An incident at Buckingham Palace this week where a lady in waiting repeatedly asked a black charity leader ‘where she came from’ has dominated headlines. Why is this important for HR professionals and people managers?
On Tuesday (29 November) at Buckingham Palace during a reception on gender-based violence, Ngozi Fulani, the founder of the charity Sistah Space and a black woman, was persistently asked ‘where she came from’ by a member of the Royal Household. Lady Susan Hussey had initially tried to move Fulani’s hair out of the way so she could read Fulani’s name badge and then then repeatedly questioned Fulani, refusing to accept ‘Hackney’ and ‘Britain’ as answers.
The incident was witnessed by Mandu Reid, the leader of the Women’s Equality Party and another charity representative. The palace swiftly described Hussey’s remarks as “unacceptable and deeply regrettable”. A spokesperson for Prince William said “racism has no place in our society”. Fulani described the encounter as abusive and an attempt by Hussey to make her denounce her British citizenship.
Lady Hussey, who is Prince William’s godmother, has since resigned from her role of lady in waiting at the Palace and has offered to meet Fulani to apologise. Former CPS lawyer Nazir Afzal has said he was also questioned by Hussey about ‘where he came from’ but she had accepted Afzal’s answer: “currently, Manchester”. Hussey, who is 83, had worked at the Palace since 1960. Fulani has said she has no wish to see Hussey vilified and had not demanded her resignation or sacking.
Discrimination endures because failing to act is tacit reinforcement to continue unchecked – Anna Eliatamby, clincial psychologist and author
The event had been hosted by queen consort Camilla Parker Bowles.
For Anna Eliatamby, clinical psychologist, author of Our Journey for Diversity and Inclusion in Business and director of Healthy Living CIC, the incident has major ramifications from an HR perspective. She says: “What occurred between Lady Susan Hussey of the Royal Household and Ngozi Fulani, chief executive, Sistah Space is having massive repercussions.
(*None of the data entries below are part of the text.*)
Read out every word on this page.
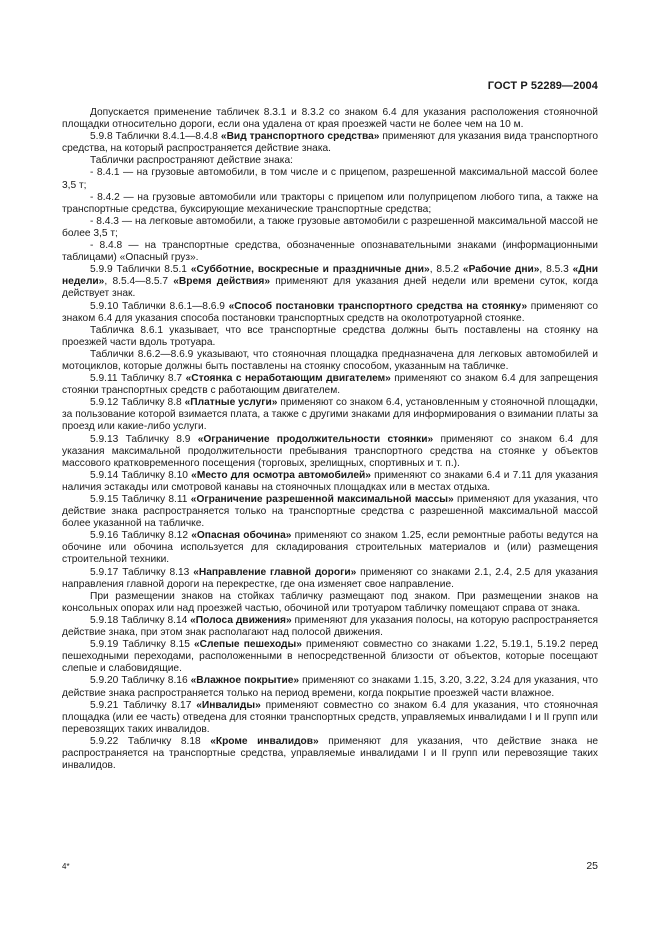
ГОСТ Р 52289—2004

Допускается применение табличек 8.3.1 и 8.3.2 со знаком 6.4 для указания расположения стояночной площадки относительно дороги, если она удалена от края проезжей части не более чем на 10 м.

5.9.8 Таблички 8.4.1—8.4.8 «Вид транспортного средства» применяют для указания вида транспортного средства, на который распространяется действие знака.

Таблички распространяют действие знака:

- 8.4.1 — на грузовые автомобили, в том числе и с прицепом, разрешенной максимальной массой более 3,5 т;

- 8.4.2 — на грузовые автомобили или тракторы с прицепом или полуприцепом любого типа, а также на транспортные средства, буксирующие механические транспортные средства;

- 8.4.3 — на легковые автомобили, а также грузовые автомобили с разрешенной максимальной массой не более 3,5 т;

- 8.4.8 — на транспортные средства, обозначенные опознавательными знаками (информационными таблицами) «Опасный груз».

5.9.9 Таблички 8.5.1 «Субботние, воскресные и праздничные дни», 8.5.2 «Рабочие дни», 8.5.3 «Дни недели», 8.5.4—8.5.7 «Время действия» применяют для указания дней недели или времени суток, когда действует знак.

5.9.10 Таблички 8.6.1—8.6.9 «Способ постановки транспортного средства на стоянку» применяют со знаком 6.4 для указания способа постановки транспортных средств на околотротуарной стоянке.

Табличка 8.6.1 указывает, что все транспортные средства должны быть поставлены на стоянку на проезжей части вдоль тротуара.

Таблички 8.6.2—8.6.9 указывают, что стояночная площадка предназначена для легковых автомобилей и мотоциклов, которые должны быть поставлены на стоянку способом, указанным на табличке.

5.9.11 Табличку 8.7 «Стоянка с неработающим двигателем» применяют со знаком 6.4 для запрещения стоянки транспортных средств с работающим двигателем.

5.9.12 Табличку 8.8 «Платные услуги» применяют со знаком 6.4, установленным у стояночной площадки, за пользование которой взимается плата, а также с другими знаками для информирования о взимании платы за проезд или какие-либо услуги.

5.9.13 Табличку 8.9 «Ограничение продолжительности стоянки» применяют со знаком 6.4 для указания максимальной продолжительности пребывания транспортного средства на стоянке у объектов массового кратковременного посещения (торговых, зрелищных, спортивных и т. п.).

5.9.14 Табличку 8.10 «Место для осмотра автомобилей» применяют со знаками 6.4 и 7.11 для указания наличия эстакады или смотровой канавы на стояночных площадках или в местах отдыха.

5.9.15 Табличку 8.11 «Ограничение разрешенной максимальной массы» применяют для указания, что действие знака распространяется только на транспортные средства с разрешенной максимальной массой более указанной на табличке.

5.9.16 Табличку 8.12 «Опасная обочина» применяют со знаком 1.25, если ремонтные работы ведутся на обочине или обочина используется для складирования строительных материалов и (или) размещения строительной техники.

5.9.17 Табличку 8.13 «Направление главной дороги» применяют со знаками 2.1, 2.4, 2.5 для указания направления главной дороги на перекрестке, где она изменяет свое направление.

При размещении знаков на стойках табличку размещают под знаком. При размещении знаков на консольных опорах или над проезжей частью, обочиной или тротуаром табличку помещают справа от знака.

5.9.18 Табличку 8.14 «Полоса движения» применяют для указания полосы, на которую распространяется действие знака, при этом знак располагают над полосой движения.

5.9.19 Табличку 8.15 «Слепые пешеходы» применяют совместно со знаками 1.22, 5.19.1, 5.19.2 перед пешеходными переходами, расположенными в непосредственной близости от объектов, которые посещают слепые и слабовидящие.

5.9.20 Табличку 8.16 «Влажное покрытие» применяют со знаками 1.15, 3.20, 3.22, 3.24 для указания, что действие знака распространяется только на период времени, когда покрытие проезжей части влажное.

5.9.21 Табличку 8.17 «Инвалиды» применяют совместно со знаком 6.4 для указания, что стояночная площадка (или ее часть) отведена для стоянки транспортных средств, управляемых инвалидами I и II групп или перевозящих таких инвалидов.

5.9.22 Табличку 8.18 «Кроме инвалидов» применяют для указания, что действие знака не распространяется на транспортные средства, управляемые инвалидами I и II групп или перевозящие таких инвалидов.

4*	25
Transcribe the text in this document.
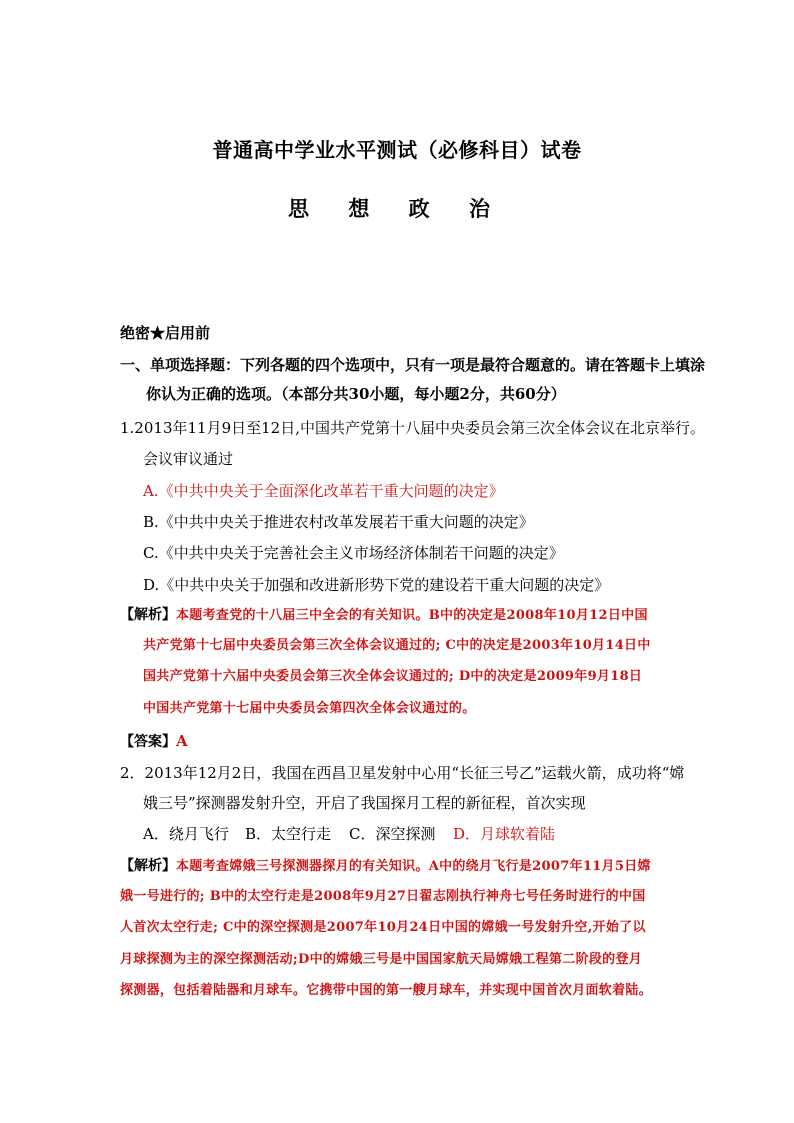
普通高中学业水平测试（必修科目）试卷
思 想 政 治
绝密★启用前
一、单项选择题：下列各题的四个选项中，只有一项是最符合题意的。请在答题卡上填涂
你认为正确的选项。（本部分共30小题，每小题2分，共60分）
1.2013年11月9日至12日,中国共产党第十八届中央委员会第三次全体会议在北京举行。
会议审议通过
A.《中共中央关于全面深化改革若干重大问题的决定》
B.《中共中央关于推进农村改革发展若干重大问题的决定》
C.《中共中央关于完善社会主义市场经济体制若干问题的决定》
D.《中共中央关于加强和改进新形势下党的建设若干重大问题的决定》
【解析】本题考查党的十八届三中全会的有关知识。B中的决定是2008年10月12日中国
共产党第十七届中央委员会第三次全体会议通过的; C中的决定是2003年10月14日中
国共产党第十六届中央委员会第三次全体会议通过的; D中的决定是2009年9月18日
中国共产党第十七届中央委员会第四次全体会议通过的。
【答案】A
2．2013年12月2日，我国在西昌卫星发射中心用“长征三号乙”运载火箭，成功将“嫦
娥三号”探测器发射升空，开启了我国探月工程的新征程，首次实现
A．绕月飞行 B．太空行走 C．深空探测 D．月球软着陆
【解析】本题考查嫦娥三号探测器探月的有关知识。A中的绕月飞行是2007年11月5日嫦
娥一号进行的; B中的太空行走是2008年9月27日翟志刚执行神舟七号任务时进行的中国
人首次太空行走; C中的深空探测是2007年10月24日中国的嫦娥一号发射升空,开始了以
月球探测为主的深空探测活动;D中的嫦娥三号是中国国家航天局嫦娥工程第二阶段的登月
探测器，包括着陆器和月球车。它携带中国的第一艘月球车，并实现中国首次月面软着陆。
It is something we can all learn from.
“At the level of human interaction, a privileged person interacted from their base of assumptions and did not consider the impact of their physical actions and statements on the receiver and witnesses. Some have questioned the veracity of those who have spoken about what happened. This occurs very often at work and can, when unchecked, lead to discrimination and toxicity.
“This was not the first time that Lady Hussey had asked this question. It is doubtful that anyone gave her any feedback. And so she continued. In organisations, this is a common occurrence and so discrimination endures because failing to act is tacit reinforcement to continue unchecked. Sadly, leadership remains reluctant to address these behaviours even with compelling evidence from years of substantiated reports of the existence of discrimination and racism. Rarely will someone take immediate action as happened here and with an apology.
Discrimination at work
“Second, it was a prime example of how discrimination occurs. Although Ngozi Fulani was asked about her ‘African origins’, the rest of the questioning was indirect and discriminatory such that the listeners became very uncomfortable. Indirect discrimination is very common. Diverse staff are often treated unfairly, likely to find it more difficult to be promoted, or may not be given the right resources or information.
“Because it is indirect, it becomes more difficult to prove its existence and effect. That it is part of organisational culture is known and we can offer training; for example, unconscious bias, awareness. But the research is very clear. These interventions have a limited impact in the short and long term unless leadership and HR expect behaviour change.
“When we speak about diversity, we don’t always name the emotional impact of being discriminated against and the psychological effects for the intolerant person. Ngozi Fulani said that she let her guard down because she felt she was in a safe space. Often diverse people are on alert for the next action, the next comment. And they don’t let their guard down – this has a personal cost and is stressful. Many of the workplace interventions and policies need to be adjusted so that we support the emotional aspects beyond networks and affinity groups which are often marginalised. On the rare occasion that action is taken to address someone’s negative behaviour, it is only fair that we give that person support to reflect, learn and change. They are also part of our human community.
“This brief interaction has unearthed much for many. And most will forget it next week except those being discriminated against. What will it take to make sure this becomes a turning point for the better for us all?”
Dr Jonathan Lord, HR lecturer at Salford University, tells Personnel Today that Hussey’s behaviour was the result of long ingrained culture at the Palace. He says: “You would argue that this is how she has operated previously and may not have been challenged, which is no defence but is symptomatic of those who don’t have access to a diverse way of life or believe that their mannerisms are accepted as it was once deemed acceptable in their time.”
He adds that tackling this issue in the wider context of work is difficult because it requires “a change in both organisational culture as well as individual approach to racism. It also requires a level of conversation that reaffirms the message that racism does exist.
He adds that “systemic racism exists where bias and prejudice are built into systems, processes, policies, as well as customs and practices of organisations. Systemic racism is found in the leadership of an organisation and has developed over a long period of time.” He said the reports of the interaction between Fulani and Hussey will help people’s awareness of how they should be interacting within the modern world.